3.1.5. Infrastructures for quality assurance
EANM, EFOMP, EFRS, ESR, ESTRO, (2017) stated that ‘it is important to perform investigations on tissue reactions, optimisation procedures as well as risk and benefit evaluations, to rely on optimal, quality assured data, which are gathered under defined conditions and which are necessary for various reasons including legal questions pertaining or specific to the research to be performed. In addition, the clinical system of medical applications of ionising radiation has to be standardised (Bolch et al., 2009) and evaluated concerning its effectiveness in radiation protection’. Therefore, research should focus on: data coding, collection, and management; comprehensive medical database/imaging biobanks; developing key performance indicators for quality and safety; audit systems; and education and training metrics.
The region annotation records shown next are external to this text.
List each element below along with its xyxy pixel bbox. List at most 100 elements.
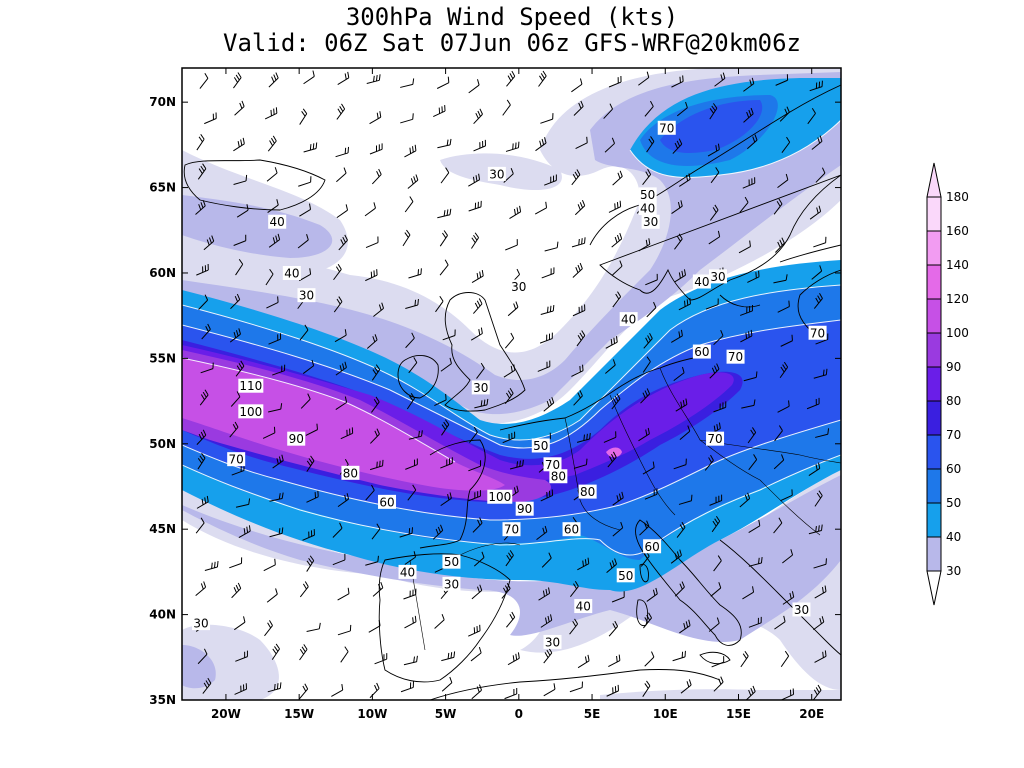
wind-barb xyxy=(638,427,650,442)
wind-barb xyxy=(468,624,481,637)
contour-label: 70 xyxy=(706,431,725,446)
wind-barb xyxy=(815,167,826,183)
contour-label: 30 xyxy=(487,166,506,181)
wind-barb xyxy=(371,364,381,381)
wind-barb xyxy=(740,650,749,668)
wind-barb xyxy=(340,646,349,663)
wind-barb xyxy=(743,371,758,382)
wind-barb xyxy=(571,169,581,186)
lat-tick-label: 50N xyxy=(149,437,176,451)
contour-label: 70 xyxy=(657,120,676,135)
colorbar-label: 160 xyxy=(946,224,969,238)
chart-title-line1: 300hPa Wind Speed (kts) xyxy=(345,3,679,31)
wind-barb xyxy=(440,167,450,184)
wind-barb xyxy=(408,430,423,440)
contour-label: 50 xyxy=(531,438,550,453)
wind-barb xyxy=(780,650,790,668)
wind-barb xyxy=(775,237,785,253)
colorbar-label: 30 xyxy=(946,564,961,578)
wind-barb xyxy=(267,682,282,693)
wind-barb xyxy=(503,364,516,378)
wind-barb xyxy=(472,298,483,314)
wind-barb xyxy=(266,296,279,309)
wind-barb xyxy=(541,267,555,279)
contour-label: 100 xyxy=(238,404,264,419)
wind-barb xyxy=(646,301,657,318)
wind-barb xyxy=(340,427,354,440)
svg-text:70: 70 xyxy=(504,523,519,537)
wind-barb xyxy=(813,293,823,309)
svg-text:80: 80 xyxy=(580,485,595,499)
wind-barb xyxy=(439,259,449,276)
wind-barb xyxy=(569,580,579,597)
colorbar-box xyxy=(926,502,942,538)
wind-barb xyxy=(306,622,321,632)
wind-barb xyxy=(675,398,688,412)
wind-barb xyxy=(440,457,453,469)
wind-barb xyxy=(229,557,243,569)
wind-barb xyxy=(704,454,714,471)
wind-barb xyxy=(441,676,453,692)
wind-barb xyxy=(231,582,242,599)
wind-barb xyxy=(639,520,650,536)
wind-barb xyxy=(473,551,485,567)
wind-barb xyxy=(405,298,419,309)
wind-barb xyxy=(234,616,246,631)
wind-barb xyxy=(811,265,823,280)
colorbar-box xyxy=(926,264,942,300)
wind-barb xyxy=(302,529,315,541)
wind-barb xyxy=(674,233,683,250)
wind-barb xyxy=(576,330,586,347)
wind-barb xyxy=(400,78,415,88)
wind-barb xyxy=(709,103,718,120)
wind-barb xyxy=(646,587,658,602)
wind-barb xyxy=(271,643,280,660)
wind-barb xyxy=(372,581,384,597)
wind-barb xyxy=(234,100,245,116)
contour-label: 30 xyxy=(297,288,316,303)
svg-text:70: 70 xyxy=(728,350,743,364)
wind-barb xyxy=(434,393,447,407)
wind-barb xyxy=(781,688,795,700)
wind-barb xyxy=(399,527,413,538)
wind-barb xyxy=(365,236,379,248)
svg-text:30: 30 xyxy=(643,215,658,229)
colorbar-label: 80 xyxy=(946,394,961,408)
wind-barb xyxy=(748,454,758,471)
wind-barb xyxy=(540,113,554,124)
wind-barb xyxy=(638,71,650,86)
contour-label: 60 xyxy=(692,344,711,359)
wind-barb xyxy=(612,521,624,537)
wind-barb xyxy=(708,617,720,632)
wind-barb xyxy=(440,492,452,507)
contour-label: 60 xyxy=(643,539,662,554)
contour-label: 30 xyxy=(192,616,211,631)
wind-barb xyxy=(773,274,788,284)
svg-text:30: 30 xyxy=(511,280,526,294)
wind-barb xyxy=(235,259,244,276)
wind-barb xyxy=(607,451,617,468)
wind-barb xyxy=(606,558,617,573)
wind-barb xyxy=(813,368,828,379)
wind-barb xyxy=(779,106,790,122)
wind-barb xyxy=(608,654,621,668)
wind-barb xyxy=(746,134,758,150)
wind-barb xyxy=(333,296,343,313)
wind-barb xyxy=(571,364,584,377)
wind-barb xyxy=(402,229,411,247)
colorbar-box xyxy=(926,230,942,266)
lat-tick-label: 35N xyxy=(149,693,176,707)
wind-barb xyxy=(408,268,422,279)
wind-barb xyxy=(574,200,586,216)
wind-barb xyxy=(266,588,278,603)
wind-barb xyxy=(233,137,245,152)
wind-barb xyxy=(612,491,624,506)
wind-barb xyxy=(509,459,524,470)
contour-label: 30 xyxy=(471,380,490,395)
wind-barb xyxy=(298,176,312,187)
wind-barb xyxy=(335,146,350,158)
wind-barb xyxy=(713,676,724,692)
lat-tick-label: 60N xyxy=(149,266,176,280)
wind-barb xyxy=(743,77,755,92)
wind-barb xyxy=(673,458,687,470)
These questions are obviously related to the approaches of the other four platforms.
3.2. Roadmap
The roadmap documents highlight the importance of harmonisation of practices, and how this can be fostered by medical radiation protection research as well as the need to develop methods for individualisation of applications of ionising radiation in medical diagnosis and therapy. For diagnostic procedures, the focus should be on those that might cause higher local or effective doses than those in standard static projectional radiography (e.g. of the thorax). The EURAMED internal roadmap is focusing on the need to follow the full chain of optimising radiation procedures for optimal radiation protection of patients and staff in medicine. This means that all necessary research to optimise a procedure has to be done in order to generate the greatest benefit for the population in terms of radiation protection. Due to financing constraints, this means that there is always a need for exemplary procedures which need to be focused on. Optimisation has to be based on quantitative metrices for exposure, but also for quantitative metrices for the outcome, as on biological aspects, on individual optimisation for single patients, on harmonised best practice use of the medical equipment available, and justification. Only such a global approach seems to guarantee the best possible results.
4. Approaches
The approach as defined by the EURAMED internal roadmap to look for exemplary procedures and optimise them along the chain that has been described within the five major topics of the EURAMED SRA should be applied to all types of medical applications of ionising radiation. This means that optimisation should be based on projects from the fields of diagnostic and interventional radiology, as well as from nuclear medical diagnostics and therapy, and radiation therapy. It is of great importance to cover research on modern technologies (e.g. ion or proton therapy, or new interventional procedures) and hybrid imaging systems (e.g. positron emission tomography/computed tomography or positron emission tomography/magnetic resonance imaging). It is also of great importance to evaluate which cases require the most modern (and expensive) technologies, and how the patients can be protected as well as possible if such technologies are not available. Methods need to be developed to decide the degree of individualisation that has to be performed in each case, and how this can be done in a standardised way. Approaches for this already exist in the European FP7 projects MADEIRA and ANDANTE, and in the current HORIZON 2020 MEDIRAD project.